There's a lisp variant involved, and IIRC even a parser that reads the card text to auto-generate the rules code for most of the cards.

bubblyworld 11 hours ago
Something to consider is that while it's really hard to implement a decent NN-based algorithm like AlphaZero for your game, you get the benefit that model checkpoints give you a range of skill levels to play against as you train it.

Handicapping traditional tree search produces really terrible results, imo. It's common for weak chess engines to be weak for stupid reasons (they just hang pieces, make random unnatural moves, miss blatant threats etc). Playing weak versions of Leela chess really "feels" like a (bad) human opponent by contrast.

Maybe the juice isn't worth the squeeze. It's definitely a ton of work to get right.

deepsquirrelnet 10 hours ago
> I’ve tried throwing masses of game state data at latest models in pytorch. Unusable. It Makes really dumb moves. In fact one big issue is that it often suggests invalid moves and the best way to avoid this is to implement the board game logic in full to validate it.

It sounds like you need RL. You could try setting up some reward functions with evaluators. I’m not sure what your architecture is, but something to try.

robertlagrant 10 hours ago
How does this experience translate to non-turn based games? Alphastar presumably is doing something other than searching all the possible moves. Why would whatever it does not translate to turn-based?
red75prime 12 hours ago
It would be nice if you could train a decent model on a $1000 (or so) budget, but for now it seems unlikely.
jjk7 13 hours ago
Interesting the parallels between LLM development and psychology & spirituality.

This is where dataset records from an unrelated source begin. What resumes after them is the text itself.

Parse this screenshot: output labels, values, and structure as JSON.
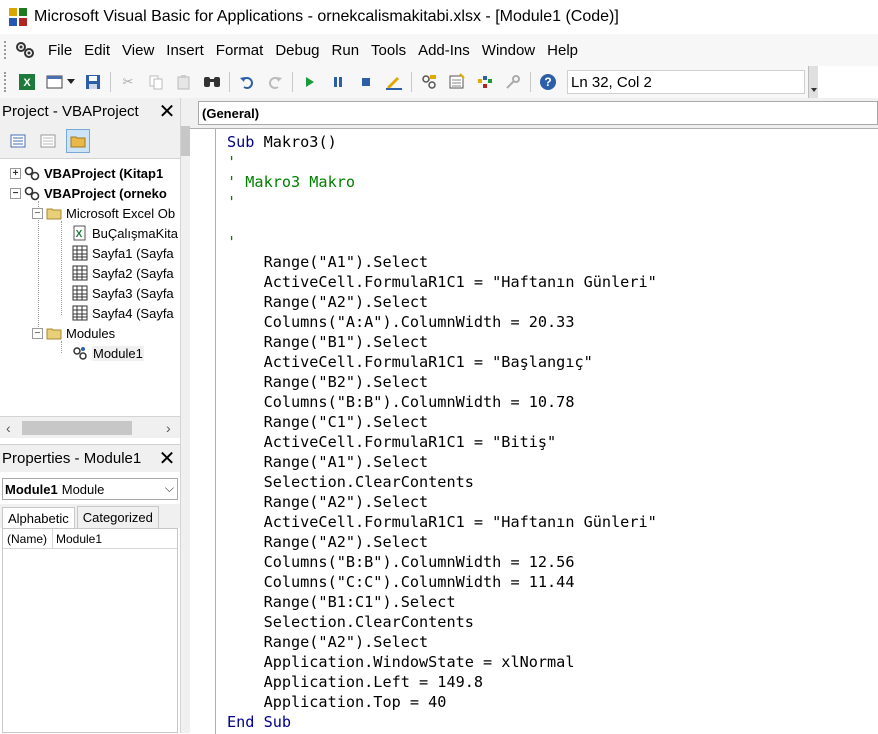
{
  "window": {
    "title": "Microsoft Visual Basic for Applications - ornekcalismakitabi.xlsx - [Module1 (Code)]"
  },
  "menu": {
    "items": [
      "File",
      "Edit",
      "View",
      "Insert",
      "Format",
      "Debug",
      "Run",
      "Tools",
      "Add-Ins",
      "Window",
      "Help"
    ]
  },
  "toolbar": {
    "status": "Ln 32, Col 2",
    "icons": [
      "excel-icon",
      "insert-userform-icon",
      "save-icon",
      "cut-icon",
      "copy-icon",
      "paste-icon",
      "find-icon",
      "undo-icon",
      "redo-icon",
      "run-icon",
      "break-icon",
      "reset-icon",
      "design-mode-icon",
      "project-explorer-icon",
      "properties-window-icon",
      "object-browser-icon",
      "toolbox-icon",
      "help-icon"
    ]
  },
  "project": {
    "title": "Project - VBAProject",
    "tree": {
      "node1": "VBAProject (Kitap1",
      "node2": "VBAProject (orneko",
      "folder_objects": "Microsoft Excel Ob",
      "workbook": "BuÇalışmaKita",
      "sheet1": "Sayfa1 (Sayfa",
      "sheet2": "Sayfa2 (Sayfa",
      "sheet3": "Sayfa3 (Sayfa",
      "sheet4": "Sayfa4 (Sayfa",
      "folder_modules": "Modules",
      "module1": "Module1"
    }
  },
  "properties": {
    "title": "Properties - Module1",
    "object_name": "Module1",
    "object_type": "Module",
    "tabs": [
      "Alphabetic",
      "Categorized"
    ],
    "rows": [
      {
        "key": "(Name)",
        "value": "Module1"
      }
    ]
  },
  "code": {
    "object_combo": "(General)",
    "lines": [
      "Sub Makro3()",
      "'",
      "' Makro3 Makro",
      "'",
      "",
      "'",
      "    Range(\"A1\").Select",
      "    ActiveCell.FormulaR1C1 = \"Haftanın Günleri\"",
      "    Range(\"A2\").Select",
      "    Columns(\"A:A\").ColumnWidth = 20.33",
      "    Range(\"B1\").Select",
      "    ActiveCell.FormulaR1C1 = \"Başlangıç\"",
      "    Range(\"B2\").Select",
      "    Columns(\"B:B\").ColumnWidth = 10.78",
      "    Range(\"C1\").Select",
      "    ActiveCell.FormulaR1C1 = \"Bitiş\"",
      "    Range(\"A1\").Select",
      "    Selection.ClearContents",
      "    Range(\"A2\").Select",
      "    ActiveCell.FormulaR1C1 = \"Haftanın Günleri\"",
      "    Range(\"A2\").Select",
      "    Columns(\"B:B\").ColumnWidth = 12.56",
      "    Columns(\"C:C\").ColumnWidth = 11.44",
      "    Range(\"B1:C1\").Select",
      "    Selection.ClearContents",
      "    Range(\"A2\").Select",
      "    Application.WindowState = xlNormal",
      "    Application.Left = 149.8",
      "    Application.Top = 40",
      "End Sub"
    ]
  },
  "colors": {
    "comment": "#008000",
    "keyword": "#00008b",
    "chrome": "#f0f0f0"
  }
}
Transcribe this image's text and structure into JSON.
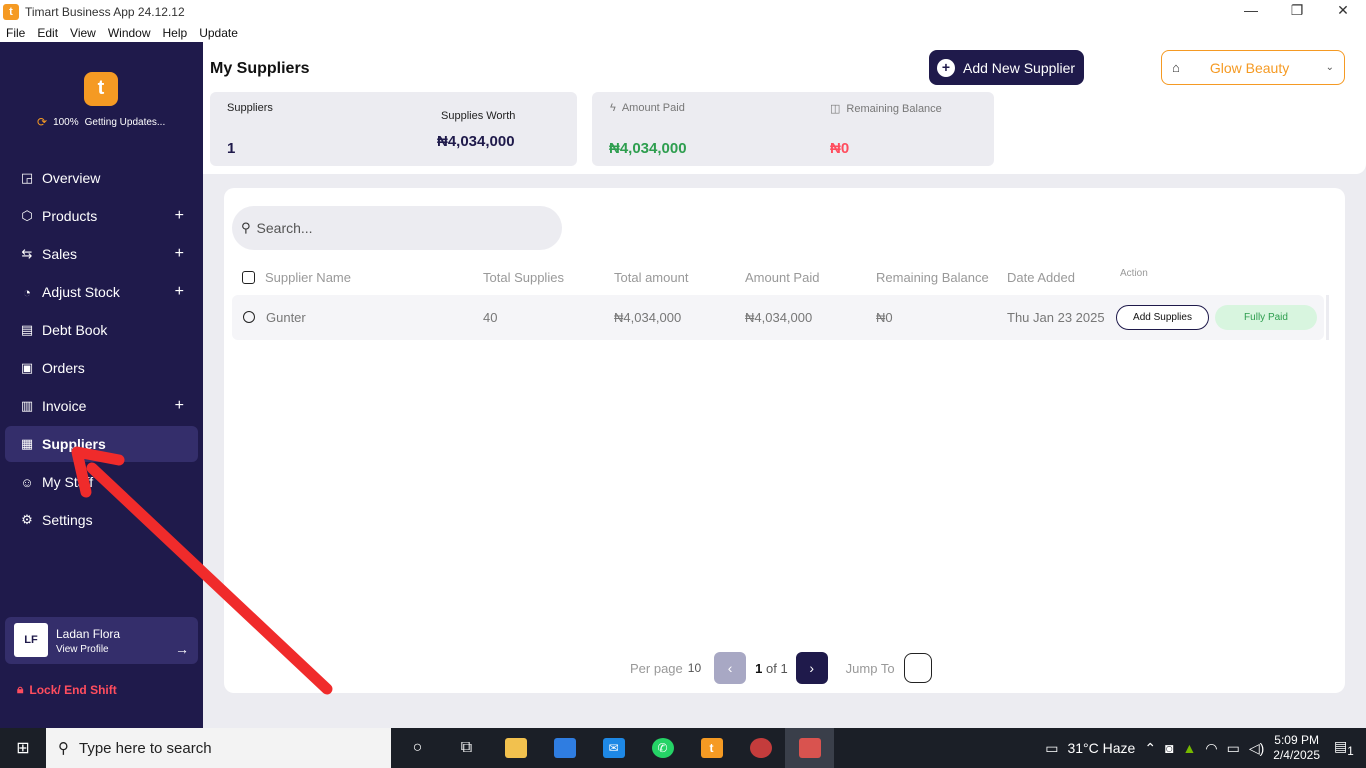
{
  "window": {
    "title": "Timart Business App 24.12.12",
    "app_icon": "t",
    "controls": {
      "minimize": "—",
      "restore": "❐",
      "close": "✕"
    }
  },
  "menu": [
    "File",
    "Edit",
    "View",
    "Window",
    "Help",
    "Update"
  ],
  "sidebar": {
    "logo": "t",
    "update_percent": "100%",
    "update_status": "Getting Updates...",
    "items": [
      {
        "label": "Overview",
        "icon": "overview-icon",
        "glyph": "◲",
        "has_plus": false,
        "active": false
      },
      {
        "label": "Products",
        "icon": "box-icon",
        "glyph": "⬡",
        "has_plus": true,
        "active": false
      },
      {
        "label": "Sales",
        "icon": "sales-icon",
        "glyph": "⇆",
        "has_plus": true,
        "active": false
      },
      {
        "label": "Adjust Stock",
        "icon": "adjust-stock-icon",
        "glyph": "◔",
        "has_plus": true,
        "active": false
      },
      {
        "label": "Debt Book",
        "icon": "book-icon",
        "glyph": "▤",
        "has_plus": false,
        "active": false
      },
      {
        "label": "Orders",
        "icon": "clipboard-icon",
        "glyph": "▣",
        "has_plus": false,
        "active": false
      },
      {
        "label": "Invoice",
        "icon": "invoice-icon",
        "glyph": "▥",
        "has_plus": true,
        "active": false
      },
      {
        "label": "Suppliers",
        "icon": "id-card-icon",
        "glyph": "▦",
        "has_plus": false,
        "active": true
      },
      {
        "label": "My Staff",
        "icon": "people-icon",
        "glyph": "☺",
        "has_plus": false,
        "active": false
      },
      {
        "label": "Settings",
        "icon": "gear-icon",
        "glyph": "⚙",
        "has_plus": false,
        "active": false
      }
    ],
    "plus": "+",
    "profile": {
      "initials": "LF",
      "name": "Ladan Flora",
      "link": "View Profile",
      "arrow": "→"
    },
    "lock_label": "Lock/ End Shift"
  },
  "header": {
    "title": "My Suppliers",
    "add_button": "Add New Supplier",
    "store": "Glow Beauty"
  },
  "stats": {
    "suppliers_label": "Suppliers",
    "suppliers_value": "1",
    "worth_label": "Supplies Worth",
    "worth_value": "₦4,034,000",
    "paid_label": "Amount Paid",
    "paid_value": "₦4,034,000",
    "remaining_label": "Remaining Balance",
    "remaining_value": "₦0"
  },
  "table": {
    "search_placeholder": "Search...",
    "headers": {
      "name": "Supplier Name",
      "total_supplies": "Total Supplies",
      "total_amount": "Total amount",
      "amount_paid": "Amount Paid",
      "remaining": "Remaining Balance",
      "date": "Date Added",
      "action": "Action"
    },
    "rows": [
      {
        "name": "Gunter",
        "total_supplies": "40",
        "total_amount": "₦4,034,000",
        "amount_paid": "₦4,034,000",
        "remaining": "₦0",
        "date": "Thu Jan 23 2025",
        "action_label": "Add Supplies",
        "status": "Fully Paid"
      }
    ]
  },
  "pagination": {
    "per_page_label": "Per page",
    "per_page_value": "10",
    "current": "1",
    "of_text": "of 1",
    "jump_label": "Jump To"
  },
  "taskbar": {
    "search_text": "Type here to search",
    "weather": "31°C  Haze",
    "time": "5:09 PM",
    "date": "2/4/2025",
    "notification_count": "1"
  },
  "colors": {
    "sidebar_bg": "#1f1a4b",
    "accent_orange": "#f59a23",
    "green": "#2e9e4f",
    "red": "#ff4d5e",
    "annotation_red": "#f02b2b"
  }
}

To have a true thinking, you need an internal adversary challenging thoughts and beliefs. To look 50 moves ahead, you need to simulate the adversary's moves... Duality

GaggiX 14 hours ago
>This is how chess engines work

All strongest chess engine have at least one neural network to evaluate positions, including Stockfish, and this impact the searching window.

>how all good turn based game ai works

That's not really true, just think of Go.

skywhopper 10 hours ago
??? Chess engines and Go engines have as a baseline a world model of the state of the game and what moves are legal.
GaggiX 9 hours ago
>Fwiw nothing beats ‘implement the game logic in full (huge amounts of work) and with pruning on some heuristics look 50 moves ahead’. This is how chess engines work and how all good turn based game ai works.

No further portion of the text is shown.